Look at the video: He's in a room of adoring -- swooning -- admirers and he is basking in their adoration. This is why he got into politics. And everyone who gets confused about why this whip-smart attorney is acting like the dumbest Tea Party wingnut imaginable should probably watch this video. He's acting like this because he's smart. It's great politics to be a Republican in Texas who purposefully pisses off his fellow Republican senators with his intransigence and extreme rhetoric. It's sort of like how Susan Collins has to act the sensible moderate (while voting basically as a party-line conservative Republican) because she represents Maine, but in Cruz's case there is no end goal beyond advancing his own career. And legislative victories aren't an important part of becoming a beloved Tea Party favorite. In this case Cruz may be taking credit for a legislative victory he really had little to do with, but it also doesn't matter at all to this crowd that, for example, Cruz failed to stop Chuck Hagel from becoming defense secretary. What matters is that he was a huge dick about it, not whether he won or lost.

There is no way to way to stop or shame or embarrass or cajole a politician like this into following the established "norms" of political behavior. The bigger a controversial firebrand he is, the more he riles up both liberals and Republican Senate leadership, the better he'll look in the eyes of the people who write him checks and made him the nominee for U.S. Senate to begin with. What Rubin (who is not remotely in touch with the actual activist conservative movement base) sees as whiny these people see as, you know, heroic martyrdom. Conservatives love it when their heroes whine about being persecuted!

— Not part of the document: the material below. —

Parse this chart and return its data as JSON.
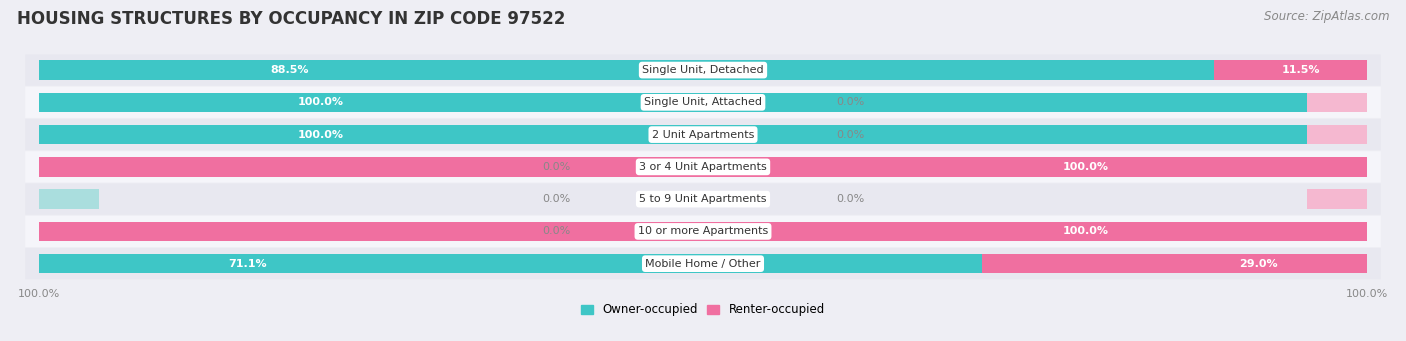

A healthy disrespect for norms isn't necessarily a bad thing in a legislator. Mitch McConnell doesn't care about tradition and norms either, but he does actually care about winning political (and policy) fights for the Republican Party. But Cruz is explicitly and purely self-serving. Cruz wants to be the guy who never compromises because compromises are incredibly unpopular and exploiting activist conservative disdain for the party and for Washington is a can't-fail maneuver. Jennifer Rubin's opprobrium is going to be even less of an issue for him than John McCain's was.

Just look at this political science survey of FreedomWorks Tea Party activists: They're ultra-conservative Republicans who hate the Republican Party. They also value ideological purity over pragmatism, to the point where winning victories matters less to them than loudly saying the right thing. (Not great on strategy, these guys.) People like Ted Cruz are doing their best to establish their personal brands at the expense of the actual Republican Party and even the conservative movement. And there's no mechanism the party can use to get him back in line, because he doesn't care about results and there's an entire media and activist infrastructure set up to reward him.